We also have to keep in mind that the individual health insurance market has historically been very dynamic – people move in and out of it all the time, and the ACA doesn’t change that. If we consider the population that had individual coverage at the start of 2010, only 48 percent of them were still in the individual market two years later. This is understandable when we consider that people use individual policies as transitional coverage when they’re in between jobs, and also the fact that self-employment is notoriously rocky and includes a constantly shifting population.
As the Bankrate study authors noted, a lot of exchange enrollees might be planning to let their current plans automatically renew. In most states, you can do nothing and your coverage will automatically renew. (Our new free ebook explains how renewal works in every state).

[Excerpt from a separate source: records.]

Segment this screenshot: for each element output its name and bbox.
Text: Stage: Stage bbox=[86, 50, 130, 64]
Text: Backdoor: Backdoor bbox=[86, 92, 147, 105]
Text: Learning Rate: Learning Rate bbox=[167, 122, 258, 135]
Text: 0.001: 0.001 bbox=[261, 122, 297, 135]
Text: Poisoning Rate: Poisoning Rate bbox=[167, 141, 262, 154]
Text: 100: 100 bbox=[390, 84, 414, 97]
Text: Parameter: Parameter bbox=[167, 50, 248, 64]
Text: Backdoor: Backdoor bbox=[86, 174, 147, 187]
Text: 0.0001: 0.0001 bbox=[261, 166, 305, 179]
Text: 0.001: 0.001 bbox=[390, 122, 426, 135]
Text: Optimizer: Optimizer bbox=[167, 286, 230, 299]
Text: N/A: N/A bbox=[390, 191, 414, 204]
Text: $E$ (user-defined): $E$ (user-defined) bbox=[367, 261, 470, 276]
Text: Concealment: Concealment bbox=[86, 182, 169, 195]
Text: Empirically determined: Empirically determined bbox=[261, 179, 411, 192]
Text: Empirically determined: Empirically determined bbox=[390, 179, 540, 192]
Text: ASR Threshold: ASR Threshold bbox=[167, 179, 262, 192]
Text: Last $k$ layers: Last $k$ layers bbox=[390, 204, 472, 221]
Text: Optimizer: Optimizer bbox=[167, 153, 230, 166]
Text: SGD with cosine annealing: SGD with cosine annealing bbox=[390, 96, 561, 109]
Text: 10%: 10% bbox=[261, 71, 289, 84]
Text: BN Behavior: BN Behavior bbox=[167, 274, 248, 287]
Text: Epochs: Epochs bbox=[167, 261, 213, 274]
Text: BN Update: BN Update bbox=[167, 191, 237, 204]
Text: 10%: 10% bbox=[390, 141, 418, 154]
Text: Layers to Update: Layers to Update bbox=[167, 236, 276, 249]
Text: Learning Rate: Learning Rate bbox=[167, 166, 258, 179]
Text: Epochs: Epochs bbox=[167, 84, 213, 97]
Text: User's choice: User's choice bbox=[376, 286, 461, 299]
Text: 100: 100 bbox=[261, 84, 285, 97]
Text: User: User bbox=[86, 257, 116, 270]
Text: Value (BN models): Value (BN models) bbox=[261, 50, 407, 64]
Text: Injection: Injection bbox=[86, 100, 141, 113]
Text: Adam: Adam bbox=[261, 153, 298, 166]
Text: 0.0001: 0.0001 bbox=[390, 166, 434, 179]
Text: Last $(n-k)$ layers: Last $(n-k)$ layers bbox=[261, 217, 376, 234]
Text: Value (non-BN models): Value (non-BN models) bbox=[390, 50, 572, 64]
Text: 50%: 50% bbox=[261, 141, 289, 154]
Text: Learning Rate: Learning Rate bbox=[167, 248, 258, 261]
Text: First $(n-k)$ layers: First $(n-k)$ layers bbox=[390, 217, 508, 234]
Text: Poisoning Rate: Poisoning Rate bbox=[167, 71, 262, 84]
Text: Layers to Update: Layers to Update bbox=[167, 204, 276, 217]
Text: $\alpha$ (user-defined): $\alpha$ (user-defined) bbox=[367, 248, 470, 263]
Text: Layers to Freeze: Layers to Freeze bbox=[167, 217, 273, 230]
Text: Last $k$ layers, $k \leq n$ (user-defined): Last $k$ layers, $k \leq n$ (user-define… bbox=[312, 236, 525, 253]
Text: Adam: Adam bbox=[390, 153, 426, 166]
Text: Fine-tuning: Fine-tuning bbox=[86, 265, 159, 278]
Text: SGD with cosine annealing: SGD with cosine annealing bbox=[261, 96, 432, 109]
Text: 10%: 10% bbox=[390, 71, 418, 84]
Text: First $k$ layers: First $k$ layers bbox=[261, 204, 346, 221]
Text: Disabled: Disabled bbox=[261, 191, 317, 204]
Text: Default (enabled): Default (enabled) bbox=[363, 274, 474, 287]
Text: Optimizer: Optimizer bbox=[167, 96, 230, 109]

But defaulting to auto-renewal is generally a bad idea, as rates are changing with most carriers and subsidies will be based on new benchmark plans in many areas. The good news is that people who opt for auto-renewal and then find themselves with a higher-than-expected bill in January will still have time to select a different plan before the end of open enrollment on February 15.
All of this data has to be taken into consideration when we peruse the Bankrate study results. When we look at the big picture of the individual health insurance market, consumers’ understanding of subsidies, the fact that the survey included anyone who visited the exchange sites – not just those who purchased plans – and also the fact that auto-renewal for 2015 will be possible – although not advisable – for most enrollees, we shouldn’t be surprised by the finding that half of the survey respondents aren’t planning to go back to the exchange during the 2015 open enrollment period.
That’s just the nature of the individual health insurance market. And although many of last year’s users might not need to return to the exchanges, they will be replaced by people who are newly in need of individual coverage or who remained uninsured in 2014.